六本木『飯処 角と』のカウンターのおばんざい
カウンターのおばんざいは日替わりで10~14種類を用意。「3種盛り」(¥2,300~)、「5種盛り」(¥2,800~)を好みで選ぶと小鉢に盛り合わせて提供される。人気メニューは椎茸ハンバーグを揚げた「椎茸メンチカツ」。ほかに「牡蠣の酒むし」「トマトの八角煮」などがある
懐かしき家庭の味に思わずただいまと漏れ出る


カウンターに大皿のおばんざいが並び、美人女将が切り盛りする店とくれば、そこは癒やしのパラダイス。しかもそれが六本木通り沿いの西麻布にあるのだから、奇跡というほかない。

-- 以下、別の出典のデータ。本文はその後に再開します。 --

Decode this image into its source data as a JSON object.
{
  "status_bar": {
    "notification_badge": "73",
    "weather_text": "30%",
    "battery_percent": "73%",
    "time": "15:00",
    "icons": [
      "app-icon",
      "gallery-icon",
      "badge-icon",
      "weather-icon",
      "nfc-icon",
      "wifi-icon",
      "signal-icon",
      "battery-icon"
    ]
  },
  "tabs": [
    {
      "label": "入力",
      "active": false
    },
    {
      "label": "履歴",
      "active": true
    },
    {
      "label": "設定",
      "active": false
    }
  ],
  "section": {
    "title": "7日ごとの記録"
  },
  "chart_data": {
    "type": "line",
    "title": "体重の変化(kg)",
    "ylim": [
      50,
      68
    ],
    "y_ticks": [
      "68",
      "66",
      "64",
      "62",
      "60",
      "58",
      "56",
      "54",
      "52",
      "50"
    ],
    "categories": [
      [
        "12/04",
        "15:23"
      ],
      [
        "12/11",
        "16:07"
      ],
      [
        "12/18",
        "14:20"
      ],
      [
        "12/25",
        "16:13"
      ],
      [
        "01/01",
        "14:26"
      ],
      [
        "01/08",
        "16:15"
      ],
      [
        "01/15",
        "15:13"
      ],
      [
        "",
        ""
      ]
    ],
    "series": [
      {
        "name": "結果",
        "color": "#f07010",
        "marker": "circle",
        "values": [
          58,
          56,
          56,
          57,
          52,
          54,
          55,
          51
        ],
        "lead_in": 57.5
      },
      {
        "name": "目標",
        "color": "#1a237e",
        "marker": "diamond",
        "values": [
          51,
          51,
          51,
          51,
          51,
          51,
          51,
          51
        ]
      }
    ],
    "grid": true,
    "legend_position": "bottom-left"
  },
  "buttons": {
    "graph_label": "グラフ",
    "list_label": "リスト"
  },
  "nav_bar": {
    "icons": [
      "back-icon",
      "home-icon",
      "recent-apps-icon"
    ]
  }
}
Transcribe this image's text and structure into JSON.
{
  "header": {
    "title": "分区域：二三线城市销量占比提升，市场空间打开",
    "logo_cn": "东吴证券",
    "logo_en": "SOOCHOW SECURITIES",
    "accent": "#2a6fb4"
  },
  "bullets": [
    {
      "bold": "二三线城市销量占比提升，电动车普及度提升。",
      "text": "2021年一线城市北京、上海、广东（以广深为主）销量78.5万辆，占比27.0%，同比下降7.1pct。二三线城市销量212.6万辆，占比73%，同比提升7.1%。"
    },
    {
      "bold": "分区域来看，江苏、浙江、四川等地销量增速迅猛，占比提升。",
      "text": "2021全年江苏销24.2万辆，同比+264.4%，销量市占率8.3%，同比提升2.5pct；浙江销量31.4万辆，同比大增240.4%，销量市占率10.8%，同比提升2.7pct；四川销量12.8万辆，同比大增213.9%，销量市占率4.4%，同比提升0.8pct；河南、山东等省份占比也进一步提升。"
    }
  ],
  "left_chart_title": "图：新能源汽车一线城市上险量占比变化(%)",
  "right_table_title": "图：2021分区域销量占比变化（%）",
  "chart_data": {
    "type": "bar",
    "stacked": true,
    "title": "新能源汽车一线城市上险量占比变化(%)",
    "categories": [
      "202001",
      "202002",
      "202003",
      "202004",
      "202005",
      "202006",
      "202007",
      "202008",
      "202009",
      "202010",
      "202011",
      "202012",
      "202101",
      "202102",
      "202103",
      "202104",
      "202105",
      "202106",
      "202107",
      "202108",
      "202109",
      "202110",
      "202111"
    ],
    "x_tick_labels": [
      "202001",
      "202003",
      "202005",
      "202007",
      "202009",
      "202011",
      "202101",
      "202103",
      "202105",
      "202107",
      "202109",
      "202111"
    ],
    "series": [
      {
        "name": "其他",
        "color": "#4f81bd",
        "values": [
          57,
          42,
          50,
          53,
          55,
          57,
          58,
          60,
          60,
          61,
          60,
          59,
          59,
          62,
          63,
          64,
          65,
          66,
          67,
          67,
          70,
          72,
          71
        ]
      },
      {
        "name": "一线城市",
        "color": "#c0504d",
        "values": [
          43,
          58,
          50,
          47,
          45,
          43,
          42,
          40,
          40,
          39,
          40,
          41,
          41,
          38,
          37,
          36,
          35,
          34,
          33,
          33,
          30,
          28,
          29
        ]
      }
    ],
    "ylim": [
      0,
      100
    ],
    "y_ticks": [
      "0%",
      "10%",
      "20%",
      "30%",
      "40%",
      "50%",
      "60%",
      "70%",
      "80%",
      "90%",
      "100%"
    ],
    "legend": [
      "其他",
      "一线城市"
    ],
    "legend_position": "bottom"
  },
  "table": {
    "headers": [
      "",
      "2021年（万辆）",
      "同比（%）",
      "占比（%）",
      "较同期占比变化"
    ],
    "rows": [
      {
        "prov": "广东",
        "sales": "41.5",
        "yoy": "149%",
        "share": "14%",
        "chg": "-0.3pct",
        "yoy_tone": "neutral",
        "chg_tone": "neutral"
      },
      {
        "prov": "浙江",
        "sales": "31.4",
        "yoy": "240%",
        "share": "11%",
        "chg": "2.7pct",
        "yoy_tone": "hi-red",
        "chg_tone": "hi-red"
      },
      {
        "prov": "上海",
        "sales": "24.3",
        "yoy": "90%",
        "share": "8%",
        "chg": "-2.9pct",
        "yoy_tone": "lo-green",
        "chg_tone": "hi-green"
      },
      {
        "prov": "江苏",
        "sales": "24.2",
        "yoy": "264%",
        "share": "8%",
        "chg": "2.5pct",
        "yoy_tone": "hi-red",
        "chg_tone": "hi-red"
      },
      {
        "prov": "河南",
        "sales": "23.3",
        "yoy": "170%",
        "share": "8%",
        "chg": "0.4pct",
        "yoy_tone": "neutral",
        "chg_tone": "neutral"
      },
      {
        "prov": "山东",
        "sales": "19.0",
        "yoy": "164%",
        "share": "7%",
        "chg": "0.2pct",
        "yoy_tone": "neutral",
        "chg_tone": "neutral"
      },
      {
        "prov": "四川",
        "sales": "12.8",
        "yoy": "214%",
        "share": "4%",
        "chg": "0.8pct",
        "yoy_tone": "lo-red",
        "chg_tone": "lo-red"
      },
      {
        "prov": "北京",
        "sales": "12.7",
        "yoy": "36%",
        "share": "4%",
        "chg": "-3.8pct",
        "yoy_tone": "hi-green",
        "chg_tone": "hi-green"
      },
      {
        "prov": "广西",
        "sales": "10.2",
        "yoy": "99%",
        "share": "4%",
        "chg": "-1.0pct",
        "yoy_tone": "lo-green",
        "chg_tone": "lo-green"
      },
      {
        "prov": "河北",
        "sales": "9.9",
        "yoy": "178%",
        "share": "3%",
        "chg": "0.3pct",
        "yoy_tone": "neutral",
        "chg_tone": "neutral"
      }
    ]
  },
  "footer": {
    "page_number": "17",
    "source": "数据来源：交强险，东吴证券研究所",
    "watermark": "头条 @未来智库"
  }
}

おばんざいの向こうで忙しく立ち働くのは、『飯処 角と』の女将・副島仁瞳恵さん。

六本木『飯処 角と』の副島仁瞳恵氏
和服に白い割烹着が似合う副島さん。遅い時間にはお客様と酒を酌み交わすことも。ツヤ肌の秘訣は、趣味のサウナ


ちゃきちゃきとした福岡美人で、常連さんからは「元気がもらえる」と評判だ。

実はこの店、副島さんが叔父の遺志を継いで、博多にあった同名の人気店を復活させ、西麻布に出店したという。

六本木『飯処 角と』の「鉄鍋餃子・小鉄板」
「鉄鍋餃子・小鉄板」¥1,500。福岡名物の鉄鍋餃子の皮を薄くして小ぶりサイズに。おつまみとして食べやすく、温かいままいただける


博多の店と同様に豊富なアラカルトメニューを用意し大皿スタイルに。

炭火を使った炉端焼きや鉄鍋餃子も評判となっている。

六本木『飯処 角と』の「ハラスとイクラの釜飯」
「ハラスとイクラの釜飯」一合¥3,600。魚沼美雪ますのハラスとご飯を焼きあごとかつお、昆布で炊き上げ、イクラをトッピング


また“飯処”を謳っているだけあり、〆の一品も充実。釜飯、丼、うどん、焼きそばがあり、おにぎりはお土産にもできる。

「うちの店のテーマは愛。お肉や海鮮、野菜をバランス良く食べて欲しいですね」と副島さん。

博多時代は朝までハシゴ酒していたほどの酒好きのため、店内の酒も種類豊富。常連にも喜ばれている。

六本木『飯処 角と』で提供している「シップ・マック アルザス リースリング グランクリュ ローザッカー」
ワインは和食に合う銘柄を中心に厳選。「シップ・マック アルザス リースリング グランクリュ ローザッカー」ボトル¥9,000。そのほかブルゴーニュもあり


中でもワインはクリュッグやオーパス・ワンが手頃な価格になっており、西麻布のツボがしっかり押さえてある。

港区を根城にする大人にとって、これ以上ない最高の止まり木なのである。